代码:(我根本不知道我写的是什么东西。。。)
#include <cstdio>
#include <cstring>
#include <cctype>
#include <climits>
#include <iostream>
#include <algorithm>
#include <vector>
using namespace std;
int A[2][12][5][12][22][7][92];
#define low(x) (x & -x)
void update(int sex, int a1, int a2, int b1, int b2, int b3, int c, int v) {
for (; a1 <= 11; a1 += low(a1))
for (; a2 <= 4; a2 += low(a2))
for (; b1 <= 11; b1 += low(b1))
for (; b2 <= 21; b2 += low(b2))
for (; b3 <= 6; b3 += low(b3))
for (; c <= 91; c += low(c))
A[sex][a1][a2][b1][b2][b3][c] += v;
}
int query(int sex, int a1, int a2, int b1, int b2, int b3, int c) {
int ans = 0;
for (; a1; a1 ^= low(a1))
for (; a2; a2 ^= low(a2))
for (; b1; b1 ^= low(b1))
for (; b2; b2 ^= low(b2))
for (; b3; b3 ^= low(b3))
for (; c; c ^= low(c))
ans += A[sex][a1][a2][b1][b2][b3][c];
return ans;
}
char s[100010];
typedef pair<int, int> pii;
typedef pair<int, pii> piii;
pii get_label() {
static int len, i, x, a[2], id;
scanf("%s", s + 1);
len = strlen(s + 1);
if (s[1] == '-')
return make_pair(11, 1);
id = 0;
for (i = 1; i <= len; ) {
x = 0;
while (i <= len && ('0' <= s[i] && s[i] <= '9'))

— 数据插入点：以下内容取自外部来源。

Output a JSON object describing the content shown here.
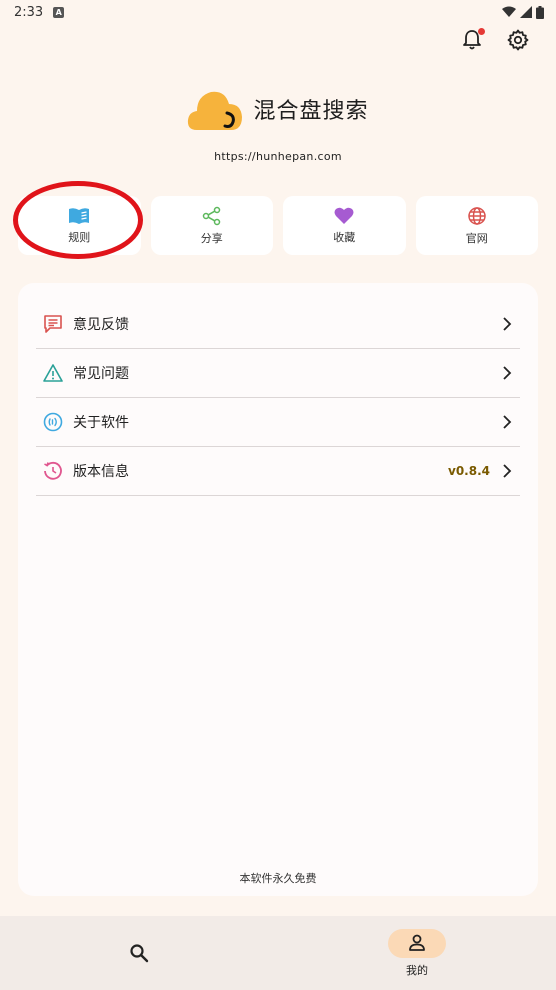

x = (x << 1) + (x << 3) + s[i++] - '0';
a[id++] = x;
++i;
}
if (id == 1)
return make_pair(a[0] + 1, 4);
else
return make_pair(a[0] + 1, a[1] + 1);
}
pii get_age() {
static int len, i, x, a[2], id;
scanf("%s", s + 1);
len = strlen(s + 1);
id = 0;
for (i = 1; i <= len; ) {
x = 0;
while (i <= len && ('0' <= s[i] && s[i] <= '9'))
x = (x << 1) + (x << 3) + s[i++] - '0';
a[id++] = x;
++i;
}
if (id == 1)
return make_pair(a[0], a[0]);
else
return make_pair(a[0], a[1]);
}
piii get_ins() {
static int len, i, x, a[3], id;
scanf("%s", s + 1);
len = strlen(s + 1);
if (s[1] == '-')
return make_pair(11, make_pair(1, 1));
id = 0;
for (i = 1; i <= len; ) {
x = 0;
while (i <= len && ('0' <= s[i] && s[i] <= '9'))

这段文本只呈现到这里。